The most fascinating thing about these organelle genomes is not that they have shed many genes they no longer need, as those functions are provided by the nucleus, but the real kicker is that so many genes for their maintenance & operation are now found in the nucleus. Over evolutionary time, genes have somehow migrated from one genome to another. For metazoan mitochondria, the effect is striking: only a tiny number of genes remain (human mitochondrial DNA is <20kb>100Kb were either viruses or complete plant chloroplast genomes, so there was some real data to ponder -- my first flicker of genomics interest.

One strong argument for the endosymbiont hypothesis is an unusual alga with the appropriate name Cyanophora paradoxa, which has chloroplast-like structures called cyanelles -- but the cyanelles retain rudimentary peptidoglycan walls -- just like the cyanobacteria postulated to be the predecessors of chloroplasts. Another strong argument is that for a set of enzymes found both in organelle and cytoplasm, in most cases the organellar isozyme treed with bacterial enzymes (and in the right group: proteobacteria for mitochondrial enzymes, cyanobacteria for chloroplast ones). Even the exceptions are interesting, such as a few known examples where alternative transcripts can generate the appropriate signals to lead to cytoplasmic or organellar targeting.

I hadn't really kept up closely with the field after that (not for lack of interest: one graduate posting I considered was on a Cyanophora sequencing project at Penn State). So it was neat when I spotted a mini-review in Current Biology on the current state of things. What is interesting, and new to me, is that the Arabidopsis sequencing effort had revealed that nuclear-encoded proteins of chloroplastic origin covered a wide spectrum of metabolism and not just chloroplast-specific functions. What is interesting in the newer work is that Cyanophora does not share this pattern: here nuclear-encoded genes of chloroplast origin are strongly restricted to functioning in the chloroplast.

Things get even wierder in some other unicellular creatures, which executed secondary captures: they captured as endosymbionts eukaryotes which had already captured endosymbionts.

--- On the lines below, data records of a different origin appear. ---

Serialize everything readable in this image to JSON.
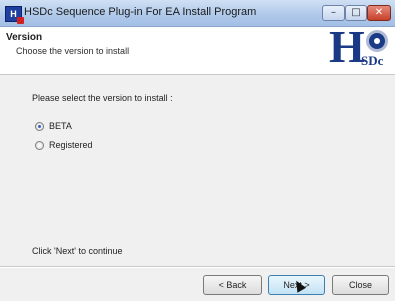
{
  "window": {
    "title": "HSDc Sequence Plug-in For EA Install Program",
    "app_icon_text": "H",
    "controls": {
      "minimize": "–",
      "maximize": "□",
      "close": "✕"
    }
  },
  "header": {
    "title": "Version",
    "subtitle": "Choose the version to install",
    "logo": {
      "letter": "H",
      "text": "SDc"
    }
  },
  "body": {
    "prompt": "Please select the version to install :",
    "options": [
      {
        "label": "BETA",
        "checked": true
      },
      {
        "label": "Registered",
        "checked": false
      }
    ],
    "footer_note": "Click 'Next' to continue"
  },
  "buttons": {
    "back": "< Back",
    "next": "Next >",
    "close": "Close"
  },
  "colors": {
    "brand": "#1b3a86",
    "close_red": "#c6412a"
  }
}
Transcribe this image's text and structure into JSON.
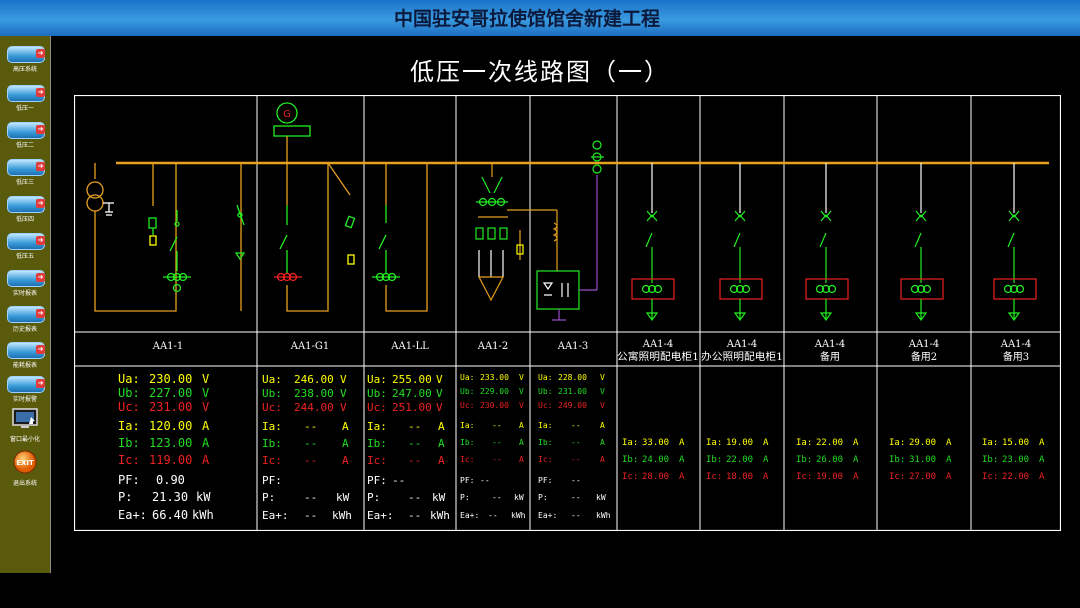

The same issue contains some back-and-forth arguing over the distinction between organelles and endosymbionts, which I don't care to take a stand on, but they illustrate another case I wasn't very familiar with: a sponge which has apparently taken in an algal boarder. If we can figure the mechanisms out & replicate them, the applications might enable some people to truly be 'in the green' and 'looking green around the gills' will take on a whole new meaning!

Tuesday, December 19, 2006

Next-Gen Sequencing Blips

Two items on next generation sequencing that caught my eye.

First, another company has thrown its hat in the next generation ring: Intelligent Bio-Systems. As detailed in GenomeWeb, it's located somewhere here in the Boston area & is licensing technology from Columbia.

The Columbia group last week published a proof-of-concept paper in PNAS (open access option, so free for all!). The technology involves using reversible terminators -- the labeled terminator blocks further extension, but then can be converted into a non-terminator. Such a concept has been around a long time (I'm pretty sure I heard people floating it in the early-90's) & apparently is close to what Solexa is working on, though Solexa (soon to be Illumina) hasn't published their tech. One proposed advantage is that reversible terminators shouldn't have problems with homopolymers (e.g. CCCCCC) whereas methods such as pyrosequencing may -- and the paper contains a figure showing the contrast in traces from pyrosequencing and their method. The company is also claiming they can have a much faster cycle time than other methods. It will be interesting to see if this holds out.

Given the very short reads of many of these technologies, everyone knows they won't work on repeats, right? It's nice to see someone choosing to ignore the conventional wisdom. Granger Sutton, who spearheaded TIGR's & then Celera's assembly efforts, has a paper in Bioinformatics describing an assembler using suffix trees which attempts to assemble the repeats anyway while assuming no errors -- but with a high degree of oversampling that may not be a bad assumption. They report significant success:

We ran the algorithm on simulated
error-free 25-mers from the bacteriophage PhiX174 (Sanger, et al.,
1978), coronavirus SARS TOR2 (Marra, et al., 2003), bacteria
Haemophilus influenzae (Fleischmann, et al., 1995) genomes and
on 40 million 25-mers from the whole-genome shotgun (WGS)
sequence data from the Sargasso sea metagenomics project
(Venter, et al., 2004). Our results indicate that SSAKE could be
used for complete assembly of sequencing targets that are 30 kbp
in length (eg. viral targets) and to cluster millions of identical short
sequences from a complex microbial community.

Monday, December 18, 2006

Breast Cancer Genomics

This month's Cancer Cell has a pair of papers (from the same group), plus a minireview, on breast cancer genomics.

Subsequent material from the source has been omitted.